Archive for March, 2011
Renata Liwska | Philomel 2010
It’s no secret that Renata Liwska is one of my favorite illustrators at the moment. With a follow-up book to The Quiet Book, Renata has come back with another tale with a cast of anthropomorphic characters on a magical journey in Lucy’s red wagon. Red Wagon is page after page of spry little beings—each standing upright on their hind legs dressed for that moment’s particular predicament. While we are accustomed to animals as humans, Renata’s are in a league of their own. It’s how she captures them mid-step or mid-air in their group effort to move their wagon along. However, the real life is in their eyes and precious expressions—fret, surprise, delight, confidence, and general mischief are all present in her delicate graphic marks.
Renata kindly shared a few of her Moleskine sketches and a brief note about her casting process.
“As you can see, bunny became a raccoon.

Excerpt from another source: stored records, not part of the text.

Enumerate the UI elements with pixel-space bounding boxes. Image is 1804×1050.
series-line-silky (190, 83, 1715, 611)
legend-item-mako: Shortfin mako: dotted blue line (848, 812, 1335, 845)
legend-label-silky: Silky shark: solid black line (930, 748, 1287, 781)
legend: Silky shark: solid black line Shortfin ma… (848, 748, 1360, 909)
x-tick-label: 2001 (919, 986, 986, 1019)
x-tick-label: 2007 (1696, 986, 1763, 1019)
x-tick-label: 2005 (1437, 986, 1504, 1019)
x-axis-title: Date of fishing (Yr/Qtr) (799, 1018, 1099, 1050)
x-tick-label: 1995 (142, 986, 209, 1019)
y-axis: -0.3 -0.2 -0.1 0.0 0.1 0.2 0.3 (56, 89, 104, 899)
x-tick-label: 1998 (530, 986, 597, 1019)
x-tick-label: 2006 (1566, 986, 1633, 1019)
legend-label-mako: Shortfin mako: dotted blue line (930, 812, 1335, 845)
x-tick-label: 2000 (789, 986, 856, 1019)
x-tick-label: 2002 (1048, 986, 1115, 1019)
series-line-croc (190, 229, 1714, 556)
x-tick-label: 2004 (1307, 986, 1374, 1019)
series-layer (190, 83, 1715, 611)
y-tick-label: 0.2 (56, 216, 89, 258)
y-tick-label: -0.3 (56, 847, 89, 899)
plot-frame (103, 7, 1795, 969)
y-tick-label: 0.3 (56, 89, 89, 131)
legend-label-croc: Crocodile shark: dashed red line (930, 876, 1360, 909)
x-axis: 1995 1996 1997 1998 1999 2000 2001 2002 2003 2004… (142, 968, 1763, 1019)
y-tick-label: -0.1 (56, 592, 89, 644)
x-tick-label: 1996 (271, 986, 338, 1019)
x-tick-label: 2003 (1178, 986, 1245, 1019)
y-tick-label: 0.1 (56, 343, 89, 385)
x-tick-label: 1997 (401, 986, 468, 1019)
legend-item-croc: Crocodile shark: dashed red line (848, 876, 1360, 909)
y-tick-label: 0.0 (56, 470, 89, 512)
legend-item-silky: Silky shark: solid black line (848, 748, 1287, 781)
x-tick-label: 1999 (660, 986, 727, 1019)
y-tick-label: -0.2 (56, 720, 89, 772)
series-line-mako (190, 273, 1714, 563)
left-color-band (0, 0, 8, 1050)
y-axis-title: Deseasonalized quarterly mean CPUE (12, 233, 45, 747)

Bear didn’t make the cast, raccoon got the part instead. And some scenes were shot on green screen.”
No doubt her auditions are rigorous and getting tougher.
Michael Roberts | Hyperion Book | 1998
As a fan of cut paper it should be no surprise that I love revisiting The Jungle ABC by Vanity Fair’s style director Michael Roberts. There are lots of alphabet animal books but this is in the top three. At 10 x 13 inches and 64 pages, it’s a treasure not only to find each expression of the letter but also to explore the textural nuances of each page’s scene. Each illustration is a master’s course in composition, scale, light and shadow, and color. Robert’s style takes very simple ideas like the elephant for ‘E” and renders only the trunk eating delicate foliage leaving us to only imagine the remaining beast off the page. Or the textured giraffe’s torso with the strutting native running up it’s back. The life created by his hand-cut images is an inspiration to any illustrating storyteller. This is a magical cut, torn, and pasted tour of the rich tapestry and dance of the African jungle.